Schroders leads the way with seven member funds, matching the record number achieved by JPMAM two years ago. It is followed by Baillie Gifford, with six funds, and Janus Henderson with five. 

Henderson was part of the Small to Mid Investment Group category in 2015, but qualifies for the larger grouping this year by virtue of its merger with Janus to create a £245bn asset manager.

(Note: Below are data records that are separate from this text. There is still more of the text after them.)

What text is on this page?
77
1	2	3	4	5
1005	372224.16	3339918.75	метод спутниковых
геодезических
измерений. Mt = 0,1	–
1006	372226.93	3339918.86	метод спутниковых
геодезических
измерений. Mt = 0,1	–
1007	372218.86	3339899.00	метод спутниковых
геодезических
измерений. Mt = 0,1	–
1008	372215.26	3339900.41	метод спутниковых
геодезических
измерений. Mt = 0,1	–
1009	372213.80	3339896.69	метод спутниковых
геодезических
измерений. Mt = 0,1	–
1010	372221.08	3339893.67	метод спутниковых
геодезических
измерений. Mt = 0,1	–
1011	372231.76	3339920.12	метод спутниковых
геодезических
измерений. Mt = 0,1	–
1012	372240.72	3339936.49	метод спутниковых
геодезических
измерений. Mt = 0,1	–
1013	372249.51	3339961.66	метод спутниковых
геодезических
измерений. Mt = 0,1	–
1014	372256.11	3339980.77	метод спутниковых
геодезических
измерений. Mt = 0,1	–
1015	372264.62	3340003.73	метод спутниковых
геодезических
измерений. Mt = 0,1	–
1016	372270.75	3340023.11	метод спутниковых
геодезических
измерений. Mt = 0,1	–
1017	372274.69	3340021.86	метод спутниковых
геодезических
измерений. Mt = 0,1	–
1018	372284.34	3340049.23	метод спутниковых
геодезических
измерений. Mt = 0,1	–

JPMAM has three portfolios included, while Invesco Perpetual has two. The latter returns to the list for the first time since 2014. The Henley firm makes the cut over peers, having two member funds by virtue of the better relative performance of its portfolios.

There is also some consistency in the Small to Mid Investment Group category, defined as those businesses whose group assets under management stand at less than £100bn. 

Last year’s winner, Old Mutual Global Investors, returns with three portfolios, the most in this category, and Royal London Asset Management is the other to return from 2016’s list.

Two groups make it into the category for the first time. Perhaps surprisingly, Artemis and Marlborough had never previously made the cut for standout firm. They are joined by Liontrust - who makes its first appearance since the inaugural awards in 2012.

In the Passive Investment Group, whose members are chosen by canvassing the opinion of multi-asset managers, there are repeat appearances for Fidelity, iShares, last year’s winner SPDR and Vanguard. 

With BlackRock having rebranded its mainstream index funds as iShares products last month, the asset management giant no longer qualifies for the category. In its place is another tracker provider, L&G, which returns for the first time since 2015.